事務局長談話

 
2013年03月18日
TPP(環太平洋パートナーシップ協定)交渉への参加表明に対する談話
日本労働組合総連合会 事務局長 南雲 弘行

  1.  安倍総理は、3月15日の記者会見において、TPP(環太平洋パートナーシップ協定)交渉への参加を決断し、その旨を関係国に通知することを表明した。わが国の経済成長と雇用創出をはかる上で、経済連携の推進は重要な政策課題の1つであり、TPP交渉参加の判断については理解する。しかし、国民的な議論と理解が十分に進まず、各分野における懸念も払拭されていないまま交渉参加表明に至ったことについて、安倍政権は衆議院選挙での政権公約との整合を含め、説明責任を尽くす必要がある。

  2.  TPP交渉参加に向けては、2011年11月、前政権下において関係国との協議に入るとの見解が表明されて以降1年余りが経過したが、国内での議論が深まることなく、いたずらに時が経過してしまった。交渉参加国が本年末の合意を目標に交渉を進めている中で、公平かつ公正なルール作りに積極的に参加する上で日本が大きく出遅れた結果となったことについては、与野党を問わず政治の怠慢が厳しく問われるべきである。
     政府には、交渉参加を通じて的確な情報収集・分析を行い、万全の交渉対策や国内対策を講じるとともに、国民への適切な情報開示、影響試算の検証、国民的合意形成に向けた丁寧な対応を行うことを強く求める。

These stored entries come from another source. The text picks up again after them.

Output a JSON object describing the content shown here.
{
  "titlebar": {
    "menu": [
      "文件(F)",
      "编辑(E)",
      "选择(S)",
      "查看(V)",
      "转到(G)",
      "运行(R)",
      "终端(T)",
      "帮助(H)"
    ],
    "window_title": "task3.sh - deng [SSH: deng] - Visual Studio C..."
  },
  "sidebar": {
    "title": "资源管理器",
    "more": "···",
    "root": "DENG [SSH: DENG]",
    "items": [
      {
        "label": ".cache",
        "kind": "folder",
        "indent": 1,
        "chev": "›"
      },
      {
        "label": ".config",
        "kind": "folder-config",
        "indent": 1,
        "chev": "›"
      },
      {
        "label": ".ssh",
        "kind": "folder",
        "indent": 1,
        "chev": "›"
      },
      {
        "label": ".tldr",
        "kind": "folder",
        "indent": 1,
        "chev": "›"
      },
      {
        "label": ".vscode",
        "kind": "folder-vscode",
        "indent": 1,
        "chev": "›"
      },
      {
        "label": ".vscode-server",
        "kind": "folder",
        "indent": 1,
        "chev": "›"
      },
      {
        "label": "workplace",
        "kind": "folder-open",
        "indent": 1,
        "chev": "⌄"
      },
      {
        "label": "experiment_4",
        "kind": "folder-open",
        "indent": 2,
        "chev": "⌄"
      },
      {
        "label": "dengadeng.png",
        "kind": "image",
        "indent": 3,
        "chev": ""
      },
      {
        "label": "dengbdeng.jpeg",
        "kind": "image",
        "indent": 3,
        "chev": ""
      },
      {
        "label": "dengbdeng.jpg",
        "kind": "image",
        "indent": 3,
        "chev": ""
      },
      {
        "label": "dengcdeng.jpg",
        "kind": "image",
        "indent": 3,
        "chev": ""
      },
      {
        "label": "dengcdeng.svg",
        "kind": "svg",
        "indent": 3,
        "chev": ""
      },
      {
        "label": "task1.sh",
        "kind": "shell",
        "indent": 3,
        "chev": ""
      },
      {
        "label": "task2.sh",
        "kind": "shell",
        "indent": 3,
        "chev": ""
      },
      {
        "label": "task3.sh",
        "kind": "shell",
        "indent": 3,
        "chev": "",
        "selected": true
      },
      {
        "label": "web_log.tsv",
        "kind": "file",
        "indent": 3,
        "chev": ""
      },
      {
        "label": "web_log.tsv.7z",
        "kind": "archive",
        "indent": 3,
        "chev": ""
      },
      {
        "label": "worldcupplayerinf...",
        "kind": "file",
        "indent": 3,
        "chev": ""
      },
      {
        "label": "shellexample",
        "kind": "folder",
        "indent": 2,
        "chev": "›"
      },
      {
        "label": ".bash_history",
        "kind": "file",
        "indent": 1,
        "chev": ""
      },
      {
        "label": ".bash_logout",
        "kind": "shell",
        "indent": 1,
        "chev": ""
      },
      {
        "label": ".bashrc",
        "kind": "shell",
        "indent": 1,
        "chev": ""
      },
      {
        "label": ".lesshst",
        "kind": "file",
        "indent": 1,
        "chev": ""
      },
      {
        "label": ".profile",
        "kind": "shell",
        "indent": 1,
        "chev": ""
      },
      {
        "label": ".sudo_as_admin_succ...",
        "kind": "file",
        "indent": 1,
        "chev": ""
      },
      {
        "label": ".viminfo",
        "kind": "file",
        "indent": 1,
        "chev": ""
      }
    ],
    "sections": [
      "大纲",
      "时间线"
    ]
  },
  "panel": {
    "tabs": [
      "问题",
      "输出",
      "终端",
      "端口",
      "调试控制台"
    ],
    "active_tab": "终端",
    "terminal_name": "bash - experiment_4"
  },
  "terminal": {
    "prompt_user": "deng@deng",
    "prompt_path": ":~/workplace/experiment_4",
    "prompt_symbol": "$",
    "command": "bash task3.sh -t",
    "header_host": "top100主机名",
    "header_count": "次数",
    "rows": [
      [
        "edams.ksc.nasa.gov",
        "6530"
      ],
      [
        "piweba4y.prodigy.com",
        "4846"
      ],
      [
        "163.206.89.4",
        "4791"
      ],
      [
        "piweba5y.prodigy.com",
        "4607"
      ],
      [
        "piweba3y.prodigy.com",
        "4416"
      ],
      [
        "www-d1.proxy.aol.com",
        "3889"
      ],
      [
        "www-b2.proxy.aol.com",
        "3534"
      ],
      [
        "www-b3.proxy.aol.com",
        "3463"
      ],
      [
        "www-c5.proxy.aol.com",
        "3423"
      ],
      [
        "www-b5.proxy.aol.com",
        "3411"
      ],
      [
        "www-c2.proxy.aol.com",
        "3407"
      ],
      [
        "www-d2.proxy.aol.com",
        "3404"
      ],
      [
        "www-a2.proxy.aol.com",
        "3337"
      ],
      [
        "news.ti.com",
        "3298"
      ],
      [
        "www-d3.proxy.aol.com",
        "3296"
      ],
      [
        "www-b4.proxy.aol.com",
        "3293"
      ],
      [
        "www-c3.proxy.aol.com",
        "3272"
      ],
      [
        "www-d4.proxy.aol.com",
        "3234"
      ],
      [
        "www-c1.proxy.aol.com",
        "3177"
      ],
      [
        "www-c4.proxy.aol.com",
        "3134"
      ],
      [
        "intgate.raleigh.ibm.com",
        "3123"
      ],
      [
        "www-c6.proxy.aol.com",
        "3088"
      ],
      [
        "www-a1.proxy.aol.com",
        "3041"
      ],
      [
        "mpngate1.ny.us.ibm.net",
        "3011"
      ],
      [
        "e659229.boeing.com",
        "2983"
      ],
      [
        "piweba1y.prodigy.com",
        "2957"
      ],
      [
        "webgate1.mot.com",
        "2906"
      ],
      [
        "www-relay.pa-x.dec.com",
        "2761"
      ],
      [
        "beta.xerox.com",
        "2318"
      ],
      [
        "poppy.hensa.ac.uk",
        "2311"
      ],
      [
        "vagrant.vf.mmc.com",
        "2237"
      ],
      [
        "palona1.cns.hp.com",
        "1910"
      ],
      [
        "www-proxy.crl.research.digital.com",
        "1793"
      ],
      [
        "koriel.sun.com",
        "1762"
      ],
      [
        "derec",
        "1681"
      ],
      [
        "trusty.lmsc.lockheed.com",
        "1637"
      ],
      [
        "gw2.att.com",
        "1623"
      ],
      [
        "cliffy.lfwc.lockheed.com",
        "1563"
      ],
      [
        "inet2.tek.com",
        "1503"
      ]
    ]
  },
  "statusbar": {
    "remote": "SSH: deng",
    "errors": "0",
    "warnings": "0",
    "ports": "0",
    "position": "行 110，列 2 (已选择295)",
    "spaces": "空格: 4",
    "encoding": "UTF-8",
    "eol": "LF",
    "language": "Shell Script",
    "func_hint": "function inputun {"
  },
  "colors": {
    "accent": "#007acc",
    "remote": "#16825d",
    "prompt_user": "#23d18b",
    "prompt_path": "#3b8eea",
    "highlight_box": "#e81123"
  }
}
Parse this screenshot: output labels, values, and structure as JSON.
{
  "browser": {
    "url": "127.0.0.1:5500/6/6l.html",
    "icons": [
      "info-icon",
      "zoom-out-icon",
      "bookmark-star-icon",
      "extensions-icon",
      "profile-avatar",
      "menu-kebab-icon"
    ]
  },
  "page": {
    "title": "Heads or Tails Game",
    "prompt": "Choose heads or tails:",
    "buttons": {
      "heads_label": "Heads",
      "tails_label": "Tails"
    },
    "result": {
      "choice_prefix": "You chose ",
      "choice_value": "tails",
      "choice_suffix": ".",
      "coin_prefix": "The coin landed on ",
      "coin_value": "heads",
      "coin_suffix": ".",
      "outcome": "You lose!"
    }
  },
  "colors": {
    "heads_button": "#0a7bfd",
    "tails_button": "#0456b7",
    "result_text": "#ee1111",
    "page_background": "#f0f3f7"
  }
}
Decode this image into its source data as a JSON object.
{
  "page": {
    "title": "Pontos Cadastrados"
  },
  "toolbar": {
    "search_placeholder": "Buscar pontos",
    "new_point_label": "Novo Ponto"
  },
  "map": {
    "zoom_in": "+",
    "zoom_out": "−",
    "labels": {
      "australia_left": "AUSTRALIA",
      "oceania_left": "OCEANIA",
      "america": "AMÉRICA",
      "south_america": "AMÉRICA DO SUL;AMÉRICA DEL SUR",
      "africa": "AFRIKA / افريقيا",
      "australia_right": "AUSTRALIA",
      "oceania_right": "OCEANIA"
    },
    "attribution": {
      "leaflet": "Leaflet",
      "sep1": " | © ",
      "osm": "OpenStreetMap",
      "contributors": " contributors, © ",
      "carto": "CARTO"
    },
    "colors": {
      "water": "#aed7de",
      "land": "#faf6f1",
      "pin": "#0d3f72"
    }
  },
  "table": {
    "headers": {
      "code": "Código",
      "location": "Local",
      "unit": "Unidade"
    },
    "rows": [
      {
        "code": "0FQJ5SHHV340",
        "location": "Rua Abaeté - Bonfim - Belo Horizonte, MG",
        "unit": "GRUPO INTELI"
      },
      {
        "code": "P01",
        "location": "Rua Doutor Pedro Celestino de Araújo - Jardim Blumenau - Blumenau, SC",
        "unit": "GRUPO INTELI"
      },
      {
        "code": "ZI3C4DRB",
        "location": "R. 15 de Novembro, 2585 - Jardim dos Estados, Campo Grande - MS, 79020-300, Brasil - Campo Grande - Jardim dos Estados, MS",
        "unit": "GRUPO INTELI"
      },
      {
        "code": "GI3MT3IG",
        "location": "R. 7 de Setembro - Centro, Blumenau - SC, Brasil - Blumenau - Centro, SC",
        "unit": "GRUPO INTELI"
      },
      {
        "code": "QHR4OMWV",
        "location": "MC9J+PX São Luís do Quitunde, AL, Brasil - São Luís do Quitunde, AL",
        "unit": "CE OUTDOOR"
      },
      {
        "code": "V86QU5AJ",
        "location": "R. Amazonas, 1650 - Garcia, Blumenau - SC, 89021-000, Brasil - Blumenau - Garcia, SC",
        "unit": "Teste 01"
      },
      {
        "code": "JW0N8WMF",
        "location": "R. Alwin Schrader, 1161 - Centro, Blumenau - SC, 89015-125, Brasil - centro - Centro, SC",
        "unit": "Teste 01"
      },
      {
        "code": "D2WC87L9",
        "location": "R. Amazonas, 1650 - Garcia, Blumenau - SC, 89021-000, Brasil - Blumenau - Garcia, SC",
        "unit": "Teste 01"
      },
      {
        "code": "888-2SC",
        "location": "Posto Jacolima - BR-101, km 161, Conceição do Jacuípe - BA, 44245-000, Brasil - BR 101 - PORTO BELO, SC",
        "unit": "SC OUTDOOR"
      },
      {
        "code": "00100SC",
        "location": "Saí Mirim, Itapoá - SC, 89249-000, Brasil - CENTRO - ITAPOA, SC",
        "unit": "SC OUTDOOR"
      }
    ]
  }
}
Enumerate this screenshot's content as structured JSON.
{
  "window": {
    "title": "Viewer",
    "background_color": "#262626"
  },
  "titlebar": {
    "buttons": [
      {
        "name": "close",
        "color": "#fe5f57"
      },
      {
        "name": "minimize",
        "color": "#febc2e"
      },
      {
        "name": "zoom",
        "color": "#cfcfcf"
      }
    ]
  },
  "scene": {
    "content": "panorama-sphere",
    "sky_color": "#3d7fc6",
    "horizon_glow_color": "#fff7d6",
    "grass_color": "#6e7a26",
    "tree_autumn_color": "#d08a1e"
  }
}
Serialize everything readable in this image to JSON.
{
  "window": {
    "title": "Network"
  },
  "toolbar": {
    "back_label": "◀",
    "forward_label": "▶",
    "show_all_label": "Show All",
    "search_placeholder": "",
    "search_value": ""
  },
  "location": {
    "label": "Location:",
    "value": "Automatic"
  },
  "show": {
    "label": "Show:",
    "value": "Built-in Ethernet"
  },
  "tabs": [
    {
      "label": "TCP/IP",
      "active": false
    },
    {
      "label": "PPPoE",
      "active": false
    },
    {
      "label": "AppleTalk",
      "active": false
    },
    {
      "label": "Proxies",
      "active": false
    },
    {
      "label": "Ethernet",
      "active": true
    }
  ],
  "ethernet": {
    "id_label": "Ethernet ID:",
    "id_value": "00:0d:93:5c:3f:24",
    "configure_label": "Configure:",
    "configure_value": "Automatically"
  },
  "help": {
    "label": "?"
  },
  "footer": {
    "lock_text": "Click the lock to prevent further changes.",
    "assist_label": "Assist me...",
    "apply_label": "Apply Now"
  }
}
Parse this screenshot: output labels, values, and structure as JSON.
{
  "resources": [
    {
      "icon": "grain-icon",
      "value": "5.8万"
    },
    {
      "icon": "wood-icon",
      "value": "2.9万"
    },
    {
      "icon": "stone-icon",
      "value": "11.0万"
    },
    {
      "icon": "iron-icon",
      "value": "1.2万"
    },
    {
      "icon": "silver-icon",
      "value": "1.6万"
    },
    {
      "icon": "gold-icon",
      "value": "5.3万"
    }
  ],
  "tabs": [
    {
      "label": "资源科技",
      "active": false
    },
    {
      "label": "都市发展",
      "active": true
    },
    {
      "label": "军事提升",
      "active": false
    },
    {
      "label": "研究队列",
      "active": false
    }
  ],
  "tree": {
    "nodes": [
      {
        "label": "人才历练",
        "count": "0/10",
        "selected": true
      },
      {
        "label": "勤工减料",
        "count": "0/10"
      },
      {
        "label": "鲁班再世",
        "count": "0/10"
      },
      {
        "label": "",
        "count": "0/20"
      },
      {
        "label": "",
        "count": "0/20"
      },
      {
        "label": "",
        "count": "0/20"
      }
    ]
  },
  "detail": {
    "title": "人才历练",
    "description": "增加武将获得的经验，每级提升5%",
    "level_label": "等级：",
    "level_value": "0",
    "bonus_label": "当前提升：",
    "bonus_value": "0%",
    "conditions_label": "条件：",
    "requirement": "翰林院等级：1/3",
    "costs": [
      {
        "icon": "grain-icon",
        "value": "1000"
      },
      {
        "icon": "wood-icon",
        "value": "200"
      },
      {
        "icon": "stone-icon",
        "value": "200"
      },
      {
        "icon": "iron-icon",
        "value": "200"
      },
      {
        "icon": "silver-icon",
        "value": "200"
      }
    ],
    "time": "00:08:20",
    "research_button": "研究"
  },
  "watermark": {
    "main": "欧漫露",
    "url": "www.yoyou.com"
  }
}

併せて、懸念される課題について、とりわけ、食料・農林水産分野、食の安心・安全、医療、金融など、安心社会の基盤となる重要事項については、重点的に対策を講じる必要がある。

  3.  連合は、2011年12月、「『政府の経済連携に関する取り組み』に対する連合の当面の対応」をまとめ、TPP交渉参加にあたっては、幅広い分野に影響を及ぼす可能性があることを踏まえ、懸念される課題について適切に対応することを政府に求めてきた。引き続き、今後の政府の対応や国内外の動向を注視しながら、国民生活に影響を及ぼす懸念事項とその対策について精査し、政府・政党への要請や政策協議などを通じて必要な対応を求める。
     さらに、交渉参加国のナショナルセンターをはじめとした多様な関係先と連携強化をはかり、連合として主体的に情報収集を行っていく。

  4.  連合は、「働くことを軸とする安心社会」を目指し、アジア太平洋地域における経済連携の推進が、わが国の持続的成長と雇用創出はもとより、同地域における公正で持続可能な発展とディーセントワークの実現に寄与するものとなるよう、働く者・生活者の立場からの政策・制度の実現に全力で取り組んでいく。